- Born: Herta Kauert 1899 Krefeld, Germany
- Died: March 3, 1971 (aged 71–72) Paris, France
- Other name: Hertha Wescher
- Occupations: Art critic, art historian
- Known for: Modern art, collage
- Spouse: Paul Wescher (m. 1923–1945; separated)

= Herta Wescher =

German-born art historian, art critic (1899–1971)

Herta Wescher (née Herta Kauert; 1899 – March 3, 1971) was a German art critic and art historian, who worked in France. She specialized in the study of modern art, and was an authority of collage art.

== Early life and education ==
Herta Kauert was born in 1899, in Krefeld, Germany, to parents were Maria (née Jentges) and merchant Heinrich Kauert. She attended the lyceum, and also took private classes; in 1917 she graduated from high school in Bonn.

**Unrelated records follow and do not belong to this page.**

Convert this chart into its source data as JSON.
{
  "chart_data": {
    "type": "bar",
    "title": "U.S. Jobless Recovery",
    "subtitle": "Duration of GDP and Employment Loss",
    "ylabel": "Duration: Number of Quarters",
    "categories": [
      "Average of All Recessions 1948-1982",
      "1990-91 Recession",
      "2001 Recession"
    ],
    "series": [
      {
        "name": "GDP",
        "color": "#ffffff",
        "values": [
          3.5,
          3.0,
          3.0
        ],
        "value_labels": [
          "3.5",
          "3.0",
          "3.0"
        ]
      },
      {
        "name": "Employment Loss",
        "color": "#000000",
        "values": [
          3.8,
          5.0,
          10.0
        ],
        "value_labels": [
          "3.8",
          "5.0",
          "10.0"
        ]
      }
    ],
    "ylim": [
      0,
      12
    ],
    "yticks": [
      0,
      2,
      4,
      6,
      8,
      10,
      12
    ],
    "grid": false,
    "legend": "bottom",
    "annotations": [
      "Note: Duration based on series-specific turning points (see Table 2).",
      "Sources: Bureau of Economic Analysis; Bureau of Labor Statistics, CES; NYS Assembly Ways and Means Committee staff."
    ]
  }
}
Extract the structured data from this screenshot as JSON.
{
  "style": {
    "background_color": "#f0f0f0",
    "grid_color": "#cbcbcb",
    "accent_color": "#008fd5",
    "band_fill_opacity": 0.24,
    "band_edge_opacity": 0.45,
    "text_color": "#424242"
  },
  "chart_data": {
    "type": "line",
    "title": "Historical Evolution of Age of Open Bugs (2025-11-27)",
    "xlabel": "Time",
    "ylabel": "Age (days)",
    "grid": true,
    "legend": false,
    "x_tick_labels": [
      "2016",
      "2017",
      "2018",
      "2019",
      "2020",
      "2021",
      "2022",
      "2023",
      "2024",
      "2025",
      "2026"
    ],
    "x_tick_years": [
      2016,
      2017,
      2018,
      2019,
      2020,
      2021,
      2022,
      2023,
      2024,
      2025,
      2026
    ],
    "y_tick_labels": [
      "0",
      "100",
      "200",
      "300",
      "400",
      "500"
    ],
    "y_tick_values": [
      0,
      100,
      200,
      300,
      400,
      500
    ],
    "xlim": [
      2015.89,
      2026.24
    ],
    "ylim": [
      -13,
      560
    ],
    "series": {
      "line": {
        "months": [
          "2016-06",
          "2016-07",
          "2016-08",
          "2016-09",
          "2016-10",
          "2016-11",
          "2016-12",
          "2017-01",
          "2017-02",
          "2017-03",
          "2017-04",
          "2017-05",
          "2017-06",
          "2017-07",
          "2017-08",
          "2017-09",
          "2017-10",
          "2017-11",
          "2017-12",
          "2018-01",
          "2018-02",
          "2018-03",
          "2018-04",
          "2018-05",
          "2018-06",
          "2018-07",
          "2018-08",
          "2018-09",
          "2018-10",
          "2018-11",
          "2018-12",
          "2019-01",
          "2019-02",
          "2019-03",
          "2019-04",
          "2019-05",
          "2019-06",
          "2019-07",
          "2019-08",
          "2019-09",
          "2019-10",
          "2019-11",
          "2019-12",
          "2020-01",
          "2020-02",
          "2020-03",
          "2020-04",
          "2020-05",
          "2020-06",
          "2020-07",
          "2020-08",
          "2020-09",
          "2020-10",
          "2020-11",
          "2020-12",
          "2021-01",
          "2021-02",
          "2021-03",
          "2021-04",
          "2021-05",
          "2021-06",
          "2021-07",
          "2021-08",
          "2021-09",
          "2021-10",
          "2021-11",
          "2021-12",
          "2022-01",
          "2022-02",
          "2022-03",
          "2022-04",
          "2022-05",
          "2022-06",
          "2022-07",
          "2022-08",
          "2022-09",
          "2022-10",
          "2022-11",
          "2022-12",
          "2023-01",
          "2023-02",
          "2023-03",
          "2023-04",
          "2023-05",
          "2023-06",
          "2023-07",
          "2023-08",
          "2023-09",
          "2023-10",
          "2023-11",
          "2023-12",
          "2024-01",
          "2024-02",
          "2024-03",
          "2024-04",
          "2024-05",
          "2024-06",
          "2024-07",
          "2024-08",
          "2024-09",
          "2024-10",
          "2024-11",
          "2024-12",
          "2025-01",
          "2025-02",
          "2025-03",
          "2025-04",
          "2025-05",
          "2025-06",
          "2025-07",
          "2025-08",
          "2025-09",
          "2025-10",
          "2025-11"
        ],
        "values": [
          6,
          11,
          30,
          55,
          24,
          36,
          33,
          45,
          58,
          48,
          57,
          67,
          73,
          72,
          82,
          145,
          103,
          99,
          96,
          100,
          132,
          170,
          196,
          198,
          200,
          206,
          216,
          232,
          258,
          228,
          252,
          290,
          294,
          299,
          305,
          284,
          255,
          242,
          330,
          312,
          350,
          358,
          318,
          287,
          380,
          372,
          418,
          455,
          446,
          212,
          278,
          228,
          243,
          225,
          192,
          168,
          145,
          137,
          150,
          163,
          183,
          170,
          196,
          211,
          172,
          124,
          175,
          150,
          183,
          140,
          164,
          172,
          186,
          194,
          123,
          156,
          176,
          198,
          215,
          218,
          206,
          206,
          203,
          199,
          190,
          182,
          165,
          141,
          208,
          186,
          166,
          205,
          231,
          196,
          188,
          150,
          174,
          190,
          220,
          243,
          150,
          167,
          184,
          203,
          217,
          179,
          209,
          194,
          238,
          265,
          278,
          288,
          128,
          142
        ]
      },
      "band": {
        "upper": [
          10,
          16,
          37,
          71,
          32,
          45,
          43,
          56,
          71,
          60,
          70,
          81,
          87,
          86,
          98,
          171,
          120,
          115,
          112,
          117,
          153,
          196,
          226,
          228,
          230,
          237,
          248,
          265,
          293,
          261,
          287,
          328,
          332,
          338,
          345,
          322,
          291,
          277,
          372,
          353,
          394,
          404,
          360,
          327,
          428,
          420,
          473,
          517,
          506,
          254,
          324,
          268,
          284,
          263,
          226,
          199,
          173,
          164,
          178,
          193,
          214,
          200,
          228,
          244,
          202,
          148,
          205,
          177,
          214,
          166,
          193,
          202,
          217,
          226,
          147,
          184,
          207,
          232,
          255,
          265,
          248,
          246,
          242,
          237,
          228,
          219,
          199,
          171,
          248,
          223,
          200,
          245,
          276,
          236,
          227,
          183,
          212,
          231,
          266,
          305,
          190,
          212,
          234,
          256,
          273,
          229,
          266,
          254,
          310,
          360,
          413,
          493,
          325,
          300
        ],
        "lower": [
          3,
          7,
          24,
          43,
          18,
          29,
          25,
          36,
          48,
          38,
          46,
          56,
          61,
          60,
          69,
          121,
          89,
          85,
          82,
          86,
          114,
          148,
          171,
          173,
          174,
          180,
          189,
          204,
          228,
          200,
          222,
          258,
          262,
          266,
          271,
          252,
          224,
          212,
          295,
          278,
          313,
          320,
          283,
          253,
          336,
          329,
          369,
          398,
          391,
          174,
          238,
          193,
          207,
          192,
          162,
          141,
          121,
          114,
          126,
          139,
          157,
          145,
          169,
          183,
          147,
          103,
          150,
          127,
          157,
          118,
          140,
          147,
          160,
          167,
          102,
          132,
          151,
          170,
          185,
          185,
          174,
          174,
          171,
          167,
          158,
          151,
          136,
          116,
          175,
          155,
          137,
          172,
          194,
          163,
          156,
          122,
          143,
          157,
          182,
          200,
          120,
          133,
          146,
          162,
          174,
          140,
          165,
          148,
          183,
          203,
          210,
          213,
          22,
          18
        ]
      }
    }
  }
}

After graduating from high school, she studied art history, history, and archeology at Heidelberg University, at the Ludwig-Maximilians-Universität München, and the University of Freiburg. She studied under Swiss-German art historian, Heinrich Wölfflin in Munich, and formed relationships with Wölfflin's students, such as Franz Roh, Hans Curjel, Sigfried Giedion, and Carola Giedion-Welcker. In Freiburg, Kauert studied under art historian Hans Jantzen, where she met Jantzen's student Paul Wescher in 1923. She married Paul Wescher in the same year. She received her doctorate from the University of Freiburg under Jantzen in 1924, her thesis was on the 16th century painter Sebastian Dayg.

== Career ==
After graduation, her husband received a position at the Berlin State Museums and she worked there on a voluntary basis in the graphics department under the direction of Max J. Friedländer. Through Friedländer, she was given the opportunity to work on the catalog raisonné of Peter Paul Rubens together with the art historian Ludwig Burchard. She was also involved in the contemporary art scene in Berlin, influenced by Franz Roh, Curt Glaser, Siegried Curjel and the Bauhaus teacher László Moholy-Nagy.

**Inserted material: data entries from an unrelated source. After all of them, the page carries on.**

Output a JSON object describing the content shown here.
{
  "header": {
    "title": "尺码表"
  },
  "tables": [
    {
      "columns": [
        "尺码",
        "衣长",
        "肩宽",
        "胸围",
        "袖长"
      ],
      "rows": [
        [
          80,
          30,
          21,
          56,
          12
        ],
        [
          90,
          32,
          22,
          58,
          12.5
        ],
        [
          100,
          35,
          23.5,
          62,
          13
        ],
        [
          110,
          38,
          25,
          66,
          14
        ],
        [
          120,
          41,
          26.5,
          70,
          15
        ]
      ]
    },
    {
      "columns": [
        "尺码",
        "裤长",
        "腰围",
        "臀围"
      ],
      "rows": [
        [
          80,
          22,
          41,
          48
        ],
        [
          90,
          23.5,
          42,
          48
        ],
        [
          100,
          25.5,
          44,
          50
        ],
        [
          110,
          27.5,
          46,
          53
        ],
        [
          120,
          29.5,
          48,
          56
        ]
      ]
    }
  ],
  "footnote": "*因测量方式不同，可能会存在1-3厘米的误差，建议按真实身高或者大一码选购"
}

As supporters of the Weimar Republic and the Bauhaus school, the Weschers' views were in direct contrast to the conservative art ideology of National Socialism (or Nazisim). After Adolf Hitler came to power in Germany in 1933, the Weschers immigrated to Paris. Wescher worked as a journalist and between 1935 and 1937 as a correspondent for the British art magazine "Axis". She helped organize the Free Artists' Association, of which the art historians Sabine Spiro and Paul Westheim were also members.

She was interned in 1940 after France entered World War II. Wescher and her husband fled to Basel, Switzerland in 1942. After the end of the war, Wescher separated from her husband in 1945 and returned to Paris.

As a freelance journalist in the early 1950s in Paris, she wrote for the art magazine, "Art d'aujourd'hui". In c. 1953, she helped found the magazine "Cimaise". Her favorite topics at that time included the art form of collage. In 1968, Wescher wrote the monograph “The Collage”, still a standard work today.

Wescher died in Paris on March 3, 1971. She became known primarily for her specialization in the previously relatively undiscovered area of collage as an art form and in this field she became an early advocate of non-representational art.